Amanda Spielman has been approved by the Privy Council to become Ofsted’s next chief inspector – despite MPs raising concerns about her lack of awareness of the FE sector.
Former education secretary Nicky Morgan had put forward Ms Spielman to be the successor to Sir Michael Wilshaw as Her Majesty’s Chief Inspector (HMCI) when he steps down at the end of the year.
However, earlier this month, members of the Commons Education Select Committee rejected her candidacy on the grounds that they were not persuaded that Ms Spielman, currently chair of exams regulator Ofqual, had a "clear understanding" of FE, or that she was able to deliver the required level of "vision and passion".

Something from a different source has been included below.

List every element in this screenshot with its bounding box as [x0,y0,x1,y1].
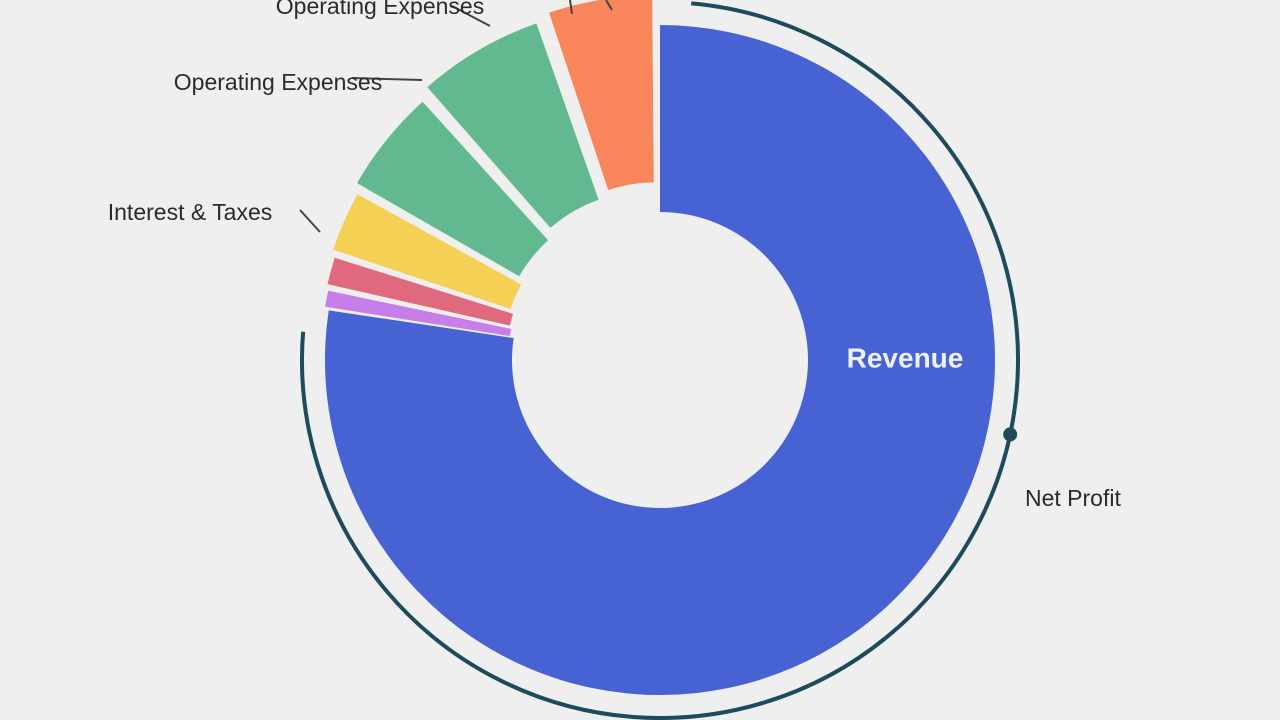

Committee chair Neil Carmichael said Ms Spielman "failed to demonstrate to us the vision and passion we would expect from a prospective HMCI", and had failed ot persuade them that she had a "clear understanding" of areas of education outside the secondary school phase.

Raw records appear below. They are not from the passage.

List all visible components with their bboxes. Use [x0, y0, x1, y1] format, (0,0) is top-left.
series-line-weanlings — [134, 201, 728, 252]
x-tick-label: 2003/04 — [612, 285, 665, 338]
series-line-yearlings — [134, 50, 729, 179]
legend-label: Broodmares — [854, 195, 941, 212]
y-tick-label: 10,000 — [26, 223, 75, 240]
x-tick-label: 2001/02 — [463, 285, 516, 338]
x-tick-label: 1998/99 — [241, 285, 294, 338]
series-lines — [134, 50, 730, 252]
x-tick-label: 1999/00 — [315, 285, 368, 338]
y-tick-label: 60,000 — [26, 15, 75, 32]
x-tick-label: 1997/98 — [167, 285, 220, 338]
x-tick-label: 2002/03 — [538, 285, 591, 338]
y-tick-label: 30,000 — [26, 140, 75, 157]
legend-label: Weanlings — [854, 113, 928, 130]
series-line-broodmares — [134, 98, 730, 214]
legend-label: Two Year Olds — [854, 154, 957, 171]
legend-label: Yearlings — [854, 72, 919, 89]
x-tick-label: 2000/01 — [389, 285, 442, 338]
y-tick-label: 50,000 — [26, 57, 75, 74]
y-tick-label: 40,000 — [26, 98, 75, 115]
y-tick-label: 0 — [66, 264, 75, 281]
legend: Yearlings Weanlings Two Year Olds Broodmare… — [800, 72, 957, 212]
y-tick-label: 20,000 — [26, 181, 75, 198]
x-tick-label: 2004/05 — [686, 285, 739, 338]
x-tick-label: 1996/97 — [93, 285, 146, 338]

Ms Spielman's candidacy has been in doubt since the appointment of Justine Greening as the new education secretary last week – the first former sixth-form college student to hold the post.
Despite the committee’s refusal to back Ms Spielman, leaders in the FE sector welcomed Ms Spielman’s candidacy. Association of Colleges chief executive Martin Doel said he had been "reassured by Ms Spielman’s comments on further education" when she appeared before the committee.

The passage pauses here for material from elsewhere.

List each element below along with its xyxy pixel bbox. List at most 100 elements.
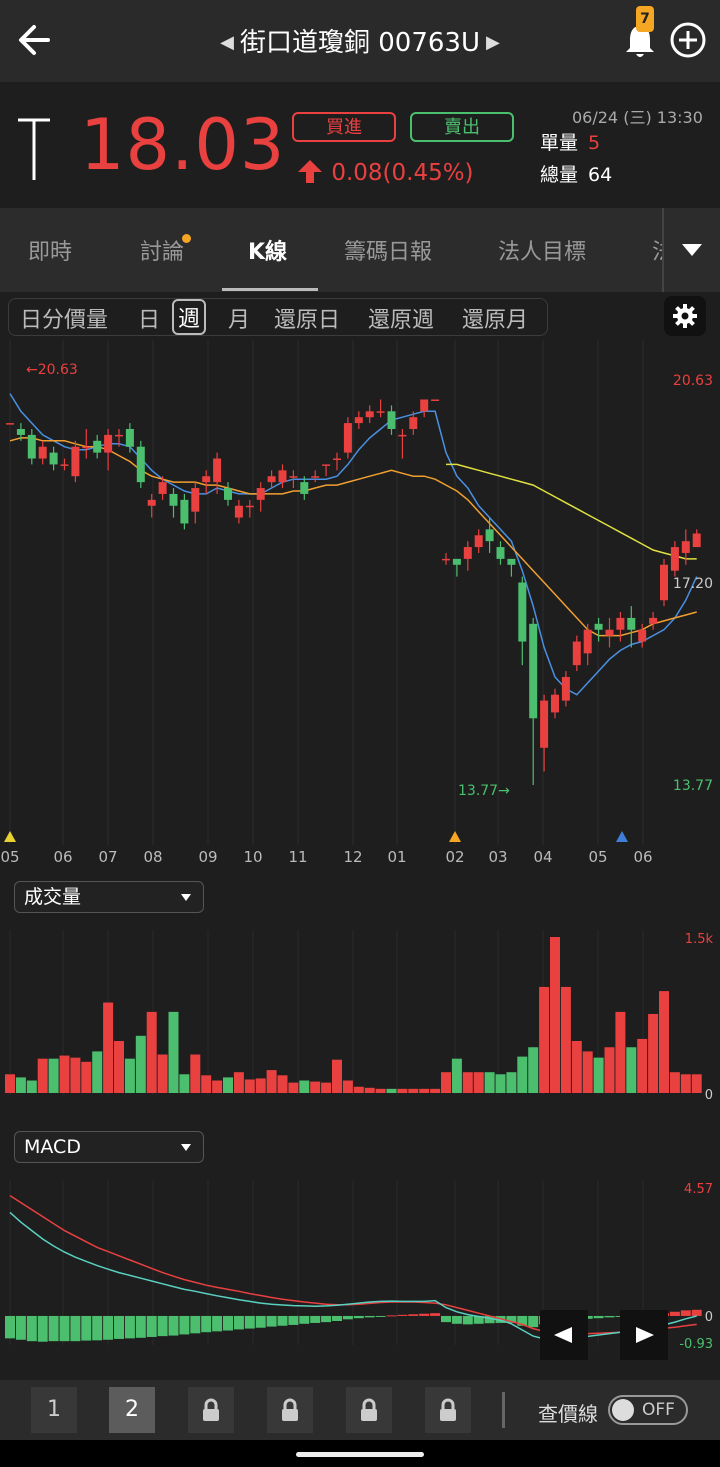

"While there may have been concerns that she has never been a teacher, we have had a series of chief inspectors at Ofsted who had little or no experience of further education. In this context, Ms Spielman’s lack of detailed knowledge did not seem problematic," he added.
At the time, Mark Dawe, chief executive of the Association of Employers and Learning Providers, said: "As for the committee’s desire for passion, some of the previous chief inspectors have had this in abundance and if misdirected, it’s not always a good thing," he said. "We hear protestations that Ofsted doesn’t make policy but the passion has sometimes in our view led to overzealous attempts to influence it.
"Furthermore, it seemed to us that the current chief inspector appeared to allow personal prejudice to interfere with inspection findings when reporting on FE and work based learning in particular."